É sabido que Macron saiu de mãos vazias. Entretanto, Starmer, que engoliu sapos ao lado de Trump e Vance, aparentemente conseguiu se colocar como um interlocutor a ser ouvido quando Trump se dispusesse a conversar com a Europa. 

Destaca-se que Starmer havia recebido Zelensky para uma reunião, antes de partir para Washington. Certamente, alguns pontos devem ter sido combinados para as conversas que se seguiriam com Trump.

No dia 28 de fevereiro passado, em pleno Salão Oval, a reunião prometia ser um momento de acomodação entre as ideias de Trump e as demandas de Zelensky, por meio da assinatura do Acordo de Minerais. Nem que fosse apenas à frente das câmeras. 

Mas o que se viu foi uma explosão de ressentimentos na presença da imprensa de todo o mundo, discussão iniciada com ponderações ríspidas de Zelensky quanto ao que acabavam de declarar Trump e Vance. Após momentos de grande constrangimento, Trump determinou a Zelensky que deixasse a Casa Branca, sem almoço e sem acordo. E ameaçou suspender o apoio norte-americano à Ucrânia. Um desastre diplomático histórico.

A perspectiva ucraniana, após o ocorrido, já nem poderia ser mais a de travar uma guerra “sem os EUA”, o que por si só já seria um pesadelo. A perspectiva seria muito pior: uma guerra “apesar dos EUA”, com Trump retaliando a rebeldia de Zelensky, passando a adotar uma atitude de “remar contra”, até mesmo suspendendo qualquer tipo de apoio às tropas da Ucrânia.

O habilidoso Starmer e o tradicional serviço diplomático britânico podem ter visto nessa crise uma oportunidade do Reino Unido assumir uma posição de liderança, seja frente à Zelensky, seja em relação à atordoada Europa e, particularmente, frente à Trump, aproveitando o fato de que seu país é um tradicional membro dos “five eyes”, o fechado grupo dos aliados mais íntimos dos norte-americanos.

E neste sentido, Starmer agiu rápido.

Starmer se reuniu logo no domingo seguinte ao desastre da Casa Branca com os líderes da Ucrânia, França, Alemanha, Dinamarca, Itália, Holanda, Noruega, Polônia, Espanha, Canadá, Finlândia, Suécia, República Tcheca e Romênia. 
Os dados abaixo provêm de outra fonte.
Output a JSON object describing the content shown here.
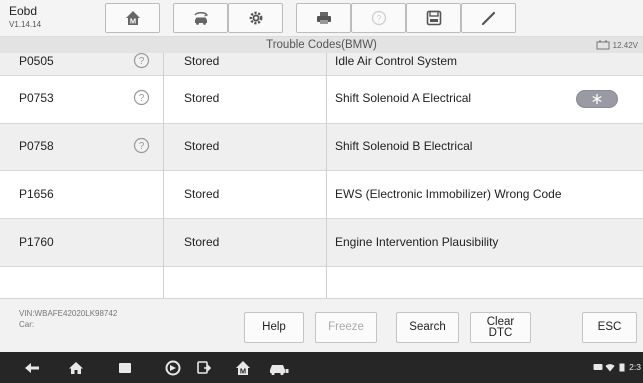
{
  "app": {
    "name": "Eobd",
    "version": "V1.14.14"
  },
  "toolbar": {
    "buttons": [
      {
        "icon": "home-m-icon"
      },
      {
        "icon": "vehicle-swap-icon"
      },
      {
        "icon": "settings-gear-icon"
      },
      {
        "icon": "printer-icon"
      },
      {
        "icon": "help-circle-icon",
        "disabled": true
      },
      {
        "icon": "save-icon"
      },
      {
        "icon": "pen-icon"
      }
    ]
  },
  "header": {
    "title": "Trouble Codes(BMW)",
    "battery_voltage": "12.42V"
  },
  "table": {
    "rows": [
      {
        "code": "P0505",
        "status": "Stored",
        "description": "Idle Air Control System",
        "help": true
      },
      {
        "code": "P0753",
        "status": "Stored",
        "description": "Shift Solenoid A Electrical",
        "help": true
      },
      {
        "code": "P0758",
        "status": "Stored",
        "description": "Shift Solenoid B Electrical",
        "help": true
      },
      {
        "code": "P1656",
        "status": "Stored",
        "description": "EWS (Electronic Immobilizer) Wrong Code",
        "help": false
      },
      {
        "code": "P1760",
        "status": "Stored",
        "description": "Engine Intervention Plausibility",
        "help": false
      }
    ]
  },
  "footer": {
    "vin": "VIN:WBAFE42020LK98742",
    "car": "Car:",
    "buttons": {
      "help": "Help",
      "freeze": "Freeze",
      "search": "Search",
      "clear_line1": "Clear",
      "clear_line2": "DTC",
      "esc": "ESC"
    }
  },
  "system_bar": {
    "clock": "2:3"
  }
}
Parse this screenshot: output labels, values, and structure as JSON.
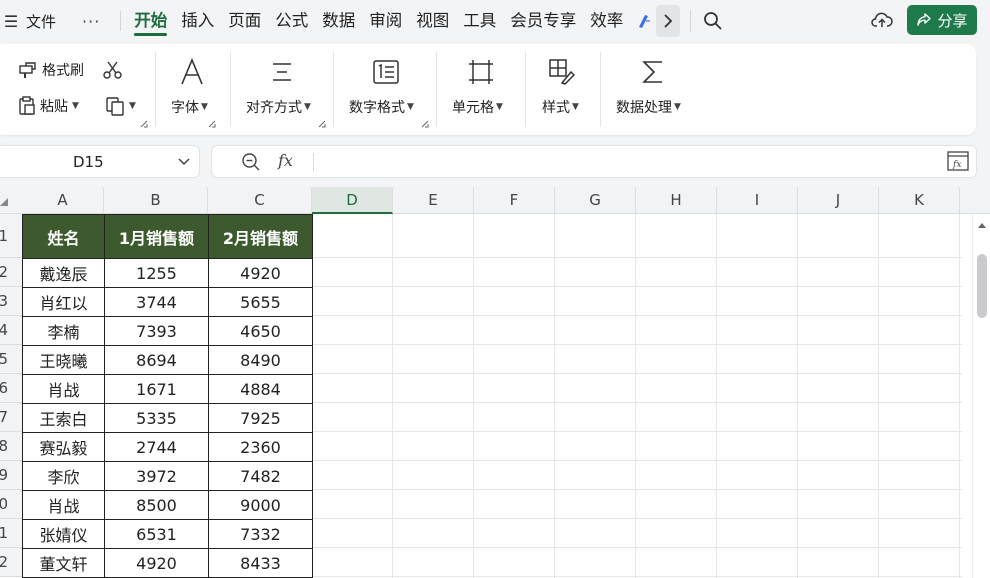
{
  "menubar": {
    "file": "文件",
    "more": "···",
    "tabs": [
      "开始",
      "插入",
      "页面",
      "公式",
      "数据",
      "审阅",
      "视图",
      "工具",
      "会员专享",
      "效率"
    ],
    "active_tab": "开始",
    "share": "分享"
  },
  "ribbon": {
    "format_painter": "格式刷",
    "paste": "粘贴",
    "font": "字体",
    "align": "对齐方式",
    "number_format": "数字格式",
    "cell": "单元格",
    "style": "样式",
    "data_process": "数据处理"
  },
  "formula_bar": {
    "name_box": "D15",
    "fx": "fx",
    "content": ""
  },
  "grid": {
    "columns": [
      "A",
      "B",
      "C",
      "D",
      "E",
      "F",
      "G",
      "H",
      "I",
      "J",
      "K"
    ],
    "selected_column": "D",
    "rows": [
      "1",
      "2",
      "3",
      "4",
      "5",
      "6",
      "7",
      "8",
      "9",
      "10",
      "11",
      "12"
    ],
    "headers": [
      "姓名",
      "1月销售额",
      "2月销售额"
    ],
    "data": [
      [
        "戴逸辰",
        "1255",
        "4920"
      ],
      [
        "肖红以",
        "3744",
        "5655"
      ],
      [
        "李楠",
        "7393",
        "4650"
      ],
      [
        "王晓曦",
        "8694",
        "8490"
      ],
      [
        "肖战",
        "1671",
        "4884"
      ],
      [
        "王索白",
        "5335",
        "7925"
      ],
      [
        "赛弘毅",
        "2744",
        "2360"
      ],
      [
        "李欣",
        "3972",
        "7482"
      ],
      [
        "肖战",
        "8500",
        "9000"
      ],
      [
        "张婧仪",
        "6531",
        "7332"
      ],
      [
        "董文轩",
        "4920",
        "8433"
      ]
    ],
    "header_color": "#3d5a2e",
    "accent_color": "#1d6d3e"
  }
}
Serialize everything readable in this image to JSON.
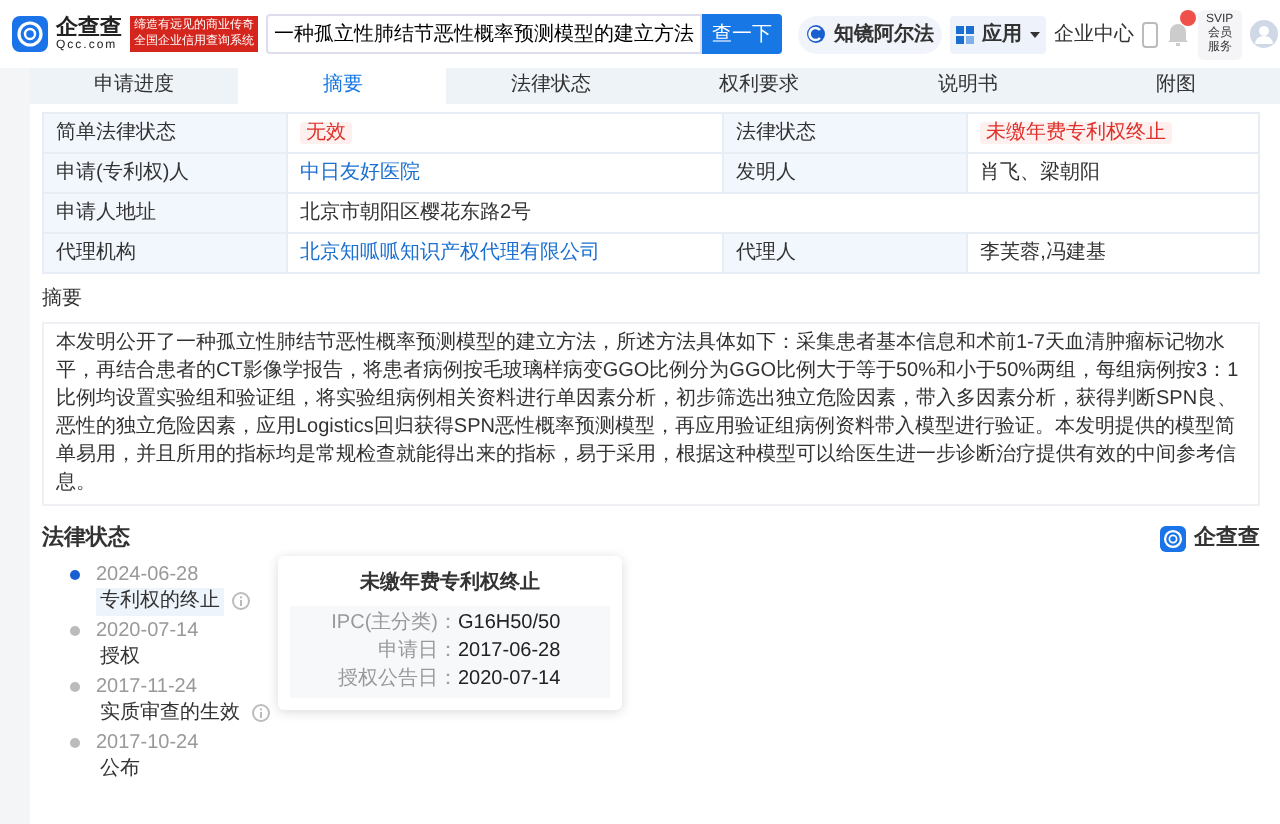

Ressalta-se que antes ele teve uma conversa em separado com a conservadora Giorgia Meloni (PM da Itália), que é a mais alinhada aliada de Trump na UE.

Para evitar posições mais incendiárias que pudessem inflamar o temperamento de Zelensky, Starmer excluiu das conversas os líderes dos radicais anti-russos dos países bálticos. Perguntado sobre isso, Starmer disse aos repórteres que apenas ligou para eles. Manteve a Polônia, outra radical, mas que tem um presidente conservador e também com boa sintonia com Trump.

Podemos extrair os sete principais pontos extraídos das falas de Starmer na referida reunião com os líderes convidados:

1. Ele declarou que a estratégia de ação, a ser liderada pelo Reino Unido, foi discutida com Trump numa ligação telefônica na noite anterior à reunião. Com isso ele estaria acalmando os ânimos de seus parceiros, no sentido de que um rompimento brusco com Trump não aconteceria. Ao ser questionado pela imprensa sobre qual teria sido a resposta dos EUA ao que ele estaria propondo, Starmer disse que não trataria disso publicamente. Starmer declarou sobre isso: “Olha, falei com o presidente Trump ontem à noite. Eu não vou passar pelos detalhes dessa conversa, mas eu não estaria dando esse passo por esse caminho se eu não achasse que era algo que produziria um resultado positivo em termos de garantir que nos movamos juntos – Ucrânia, Europa, Reino Unido e EUA – juntos em direção a uma paz duradoura”.

2. Starmer disse ainda que “uma série de Países” indicaram que estavam dispostos a se juntar à coalizão para apoio ao processo de paz, mas diz que cabe a cada um deles anunciar isso. Observem que ele falou coalizão, e não mais forças de manutenção da paz. Isso não é apenas um detalhe, pois sabidamente uma tropa europeia na Ucrânia é um tema espinhoso na negociação, seja com Trump, seja com Putin.

3. Ele afirmou que compreende a posição de países que “não queiram contribuir dessa maneira”, mas acredita que é necessário “avançar” e “obter algum impulso” para as negociações de paz. Certamente, esse foi um recado para os mais radicais, tais quais os países bálticos, mas também ao próprio Zelensky.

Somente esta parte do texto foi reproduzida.